Manque de compétitivité à l’exportation

S’agissant de l’échéance rapprochée de mai, qui concerne l’ancienne récolte encore en cours de commercialisation, elle était en recul, « dans un contexte de manque de compétitivité à l’exportation pour les origines européennes », a souligné le cabinet Agritel dans une note publiée mercredi.

L’Égypte, qui a lancé il y a près d’une semaine un appel d’offres, a finalement acheté 345 000 tonnes de blé tendre dont 290 000 tonnes de blé russe et 55 000 tonnes de blé ukrainien, malgré les taxes à l’exportation en Russie.

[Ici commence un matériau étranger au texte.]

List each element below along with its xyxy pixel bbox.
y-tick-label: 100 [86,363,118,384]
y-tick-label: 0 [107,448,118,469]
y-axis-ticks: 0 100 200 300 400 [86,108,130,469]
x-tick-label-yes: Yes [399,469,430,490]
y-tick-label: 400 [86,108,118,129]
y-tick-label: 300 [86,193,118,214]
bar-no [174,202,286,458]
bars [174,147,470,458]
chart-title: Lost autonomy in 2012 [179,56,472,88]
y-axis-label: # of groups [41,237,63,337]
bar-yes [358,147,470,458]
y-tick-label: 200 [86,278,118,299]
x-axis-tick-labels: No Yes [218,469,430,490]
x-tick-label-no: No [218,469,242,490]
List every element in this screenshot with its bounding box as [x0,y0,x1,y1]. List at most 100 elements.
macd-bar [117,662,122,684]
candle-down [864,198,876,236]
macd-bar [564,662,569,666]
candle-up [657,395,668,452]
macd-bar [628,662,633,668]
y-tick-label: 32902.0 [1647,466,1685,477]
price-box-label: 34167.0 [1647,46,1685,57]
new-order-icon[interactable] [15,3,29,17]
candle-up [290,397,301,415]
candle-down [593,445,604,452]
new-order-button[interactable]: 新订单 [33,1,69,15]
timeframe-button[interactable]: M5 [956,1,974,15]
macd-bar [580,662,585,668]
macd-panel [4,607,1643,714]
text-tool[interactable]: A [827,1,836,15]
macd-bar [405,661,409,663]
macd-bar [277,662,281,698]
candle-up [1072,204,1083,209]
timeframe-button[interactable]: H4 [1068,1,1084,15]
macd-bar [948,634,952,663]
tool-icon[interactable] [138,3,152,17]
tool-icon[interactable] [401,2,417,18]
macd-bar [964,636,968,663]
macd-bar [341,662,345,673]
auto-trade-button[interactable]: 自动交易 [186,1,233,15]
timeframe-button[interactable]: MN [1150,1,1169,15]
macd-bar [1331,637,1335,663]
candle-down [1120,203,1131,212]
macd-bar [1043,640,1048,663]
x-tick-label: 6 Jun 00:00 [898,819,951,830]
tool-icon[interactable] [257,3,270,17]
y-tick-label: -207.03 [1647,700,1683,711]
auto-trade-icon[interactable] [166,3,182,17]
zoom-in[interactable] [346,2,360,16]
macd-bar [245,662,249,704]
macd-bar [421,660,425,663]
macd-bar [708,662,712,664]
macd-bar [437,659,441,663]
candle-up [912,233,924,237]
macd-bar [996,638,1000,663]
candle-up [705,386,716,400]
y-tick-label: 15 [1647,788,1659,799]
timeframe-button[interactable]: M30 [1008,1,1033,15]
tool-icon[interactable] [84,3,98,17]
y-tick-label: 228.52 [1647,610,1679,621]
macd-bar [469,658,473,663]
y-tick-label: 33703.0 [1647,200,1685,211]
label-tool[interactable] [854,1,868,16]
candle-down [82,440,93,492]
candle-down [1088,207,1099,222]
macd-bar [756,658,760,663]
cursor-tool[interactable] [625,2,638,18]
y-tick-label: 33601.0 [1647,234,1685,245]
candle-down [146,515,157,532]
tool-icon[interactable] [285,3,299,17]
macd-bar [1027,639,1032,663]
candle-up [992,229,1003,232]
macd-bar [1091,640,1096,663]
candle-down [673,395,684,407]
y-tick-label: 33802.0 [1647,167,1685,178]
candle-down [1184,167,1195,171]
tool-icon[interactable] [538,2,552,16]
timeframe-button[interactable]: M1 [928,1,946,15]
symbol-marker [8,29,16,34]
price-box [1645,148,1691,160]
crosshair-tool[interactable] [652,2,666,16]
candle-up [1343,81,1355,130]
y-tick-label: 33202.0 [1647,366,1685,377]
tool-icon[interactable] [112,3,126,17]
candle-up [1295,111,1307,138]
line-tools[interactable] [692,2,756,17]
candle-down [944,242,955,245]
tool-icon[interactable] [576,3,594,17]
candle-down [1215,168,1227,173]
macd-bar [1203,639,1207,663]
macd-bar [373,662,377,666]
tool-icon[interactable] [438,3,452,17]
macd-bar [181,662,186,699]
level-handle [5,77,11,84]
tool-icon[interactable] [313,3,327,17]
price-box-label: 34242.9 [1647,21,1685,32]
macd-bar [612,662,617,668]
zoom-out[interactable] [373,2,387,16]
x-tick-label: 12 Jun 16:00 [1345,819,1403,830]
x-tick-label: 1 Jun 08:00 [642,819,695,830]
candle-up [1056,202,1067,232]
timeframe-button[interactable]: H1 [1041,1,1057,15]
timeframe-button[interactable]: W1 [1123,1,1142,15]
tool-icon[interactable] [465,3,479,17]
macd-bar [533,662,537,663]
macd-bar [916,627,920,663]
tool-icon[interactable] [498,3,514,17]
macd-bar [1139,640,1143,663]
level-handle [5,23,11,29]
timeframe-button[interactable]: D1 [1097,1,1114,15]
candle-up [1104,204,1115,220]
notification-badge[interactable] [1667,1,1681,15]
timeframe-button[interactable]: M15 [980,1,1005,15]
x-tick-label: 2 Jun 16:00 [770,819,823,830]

Selon les derniers chiffres publiés mardi soir par Bruxelles, les exportations de blé tendre par les pays de l’Union européenne pour la campagne actuelle atteignent désormais 20,26 millions de tonnes (Mt) à ce stade. La France reste en tête, à 5,76 Mt, devant l’Allemagne, à 2,64 Mt et la Lituanie, à 2,63 Mt.

Vers 16h30 sur Euronext, la tonne de blé tendre reculait de 1,25 euro sur l’échéance de mai, à 204,50 euros, et reculait de 50 centimes sur l’échéance de septembre, à 194 euros.

La tonne de maïs, quant à elle, était à l’équilibre sur l’échéance de juin, à 212,25 euros, et progressait de 75 centimes sur l’échéance d’août, à 209,25 euros.